EVERETT — On an August morning, a uniformed Snohomish County sheriff’s deputy walked into Home Depot carrying an empty 5-gallon bucket.
Moments later, he walked out with the bucket in hand, now full of merchandise. He left a note by the cash register at the front of the store south of Everett on Highway 99. He then exited the store without paying for the bucket or the items inside, according to a search warrant filed by a sheriff’s office investigator obtained by The Daily Herald.
The deputy then reportedly went to his patrol car in the parking lot and put the bucket inside. It’s unclear what was in the bucket, other than disposable gloves worth $19.99.
Over the next month, the deputy would repeatedly steal from the Home Depot in a similar fashion while working as security there, taking at least $850 worth of merchandise, the warrant alleges.
On Sept. 20, the sheriff’s office put the deputy on administrative leave “pending a criminal and an internal investigation,” spokesperson Courtney O’Keefe said. The Daily Herald is not naming the suspect because he has not appeared before a judge.
Under sheriff’s office policy, employees can work off-duty with approval from the sheriff. To get approval, the employee has to complete a permit.
The deputy had worked at Home Depot dozens of times this year, including Aug. 18, the first time he is alleged to have stolen.
On Aug. 24, the deputy grabbed a bucket, put in two packs of disposable gloves and accessories for phone chargers, security footage reportedly showed. He picked up some other items, but they couldn’t be seen on the video. Six packs of gloves were sold that day. None were to the deputy. No one bought the phone charger accessories that day.
Hours later, he left the Home Depot “without making any attempt to purchase the merchandise, and proceeded to load the unpaid for merchandise into his patrol vehicle and exit the Home Depot property,” sheriff’s office investigator William Geoghagan wrote in the warrant late last month.
The value of the items was $93.37, not including some merchandise that couldn’t be identified via video, according to court papers. The Home Depot employee sign-in log showed the deputy worked from 6 a.m. to noon that day.
Two days later, on Aug. 26, the reported value for the deputy’s allegedly stolen merchandise was $218.43.
On Sept. 1, the value was $63.83, again not including some unidentified items, according to the warrant.
On Sept. 4, the deputy bought a Coke and then took $138 in merchandise, the investigators wrote in the warrant.
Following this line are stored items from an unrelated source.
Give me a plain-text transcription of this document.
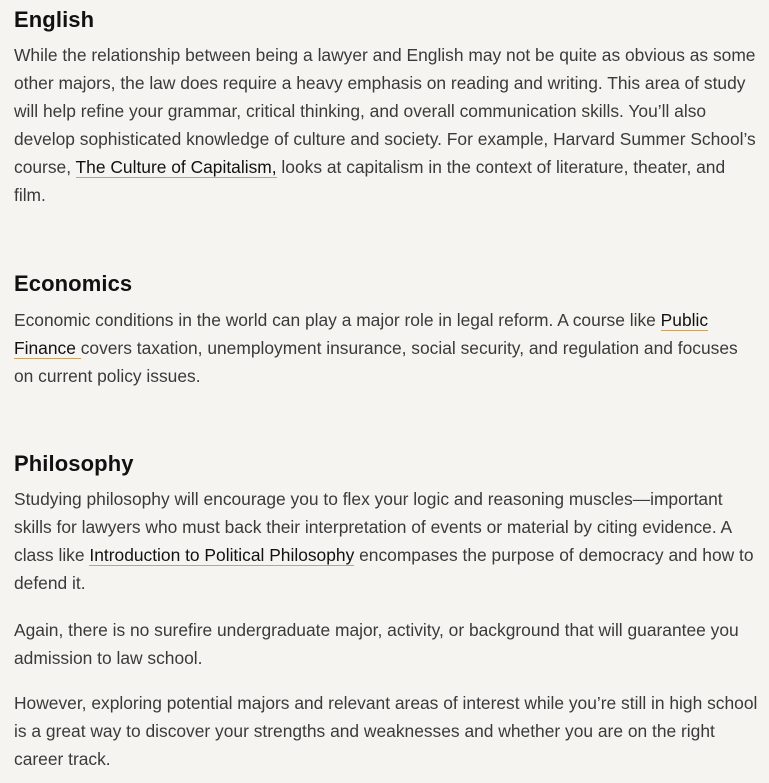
English

While the relationship between being a lawyer and English may not be quite as obvious as some other majors, the law does require a heavy emphasis on reading and writing. This area of study will help refine your grammar, critical thinking, and overall communication skills. You’ll also develop sophisticated knowledge of culture and society. For example, Harvard Summer School’s course, The Culture of Capitalism, looks at capitalism in the context of literature, theater, and film.

Economics

Economic conditions in the world can play a major role in legal reform. A course like Public Finance covers taxation, unemployment insurance, social security, and regulation and focuses on current policy issues.

Philosophy

Studying philosophy will encourage you to flex your logic and reasoning muscles—important skills for lawyers who must back their interpretation of events or material by citing evidence. A class like Introduction to Political Philosophy encompases the purpose of democracy and how to defend it.

Again, there is no surefire undergraduate major, activity, or background that will guarantee you admission to law school.

However, exploring potential majors and relevant areas of interest while you’re still in high school is a great way to discover your strengths and weaknesses and whether you are on the right career track.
Three days later, it was another $105.14. Three more days later, it was reportedly another $109.38. Four more days later, it was yet another $104.42.
Meanwhile, Home Depot staffers had been looking into the alleged thievery since late August. They followed along as the deputy stole more and more from the store until they reported it to the sheriff’s office. His employer placed him on leave within a day of the report, according to a sheriff’s spokesperson.
The employee’s patrol car was impounded. On Sept. 21, stolen items from Home Depot appeared to still be inside the vehicle, Geoghagan writes.
The warrant noted there was evidence of second-degree theft, second-degree organized retail theft and second-degree possession of stolen property.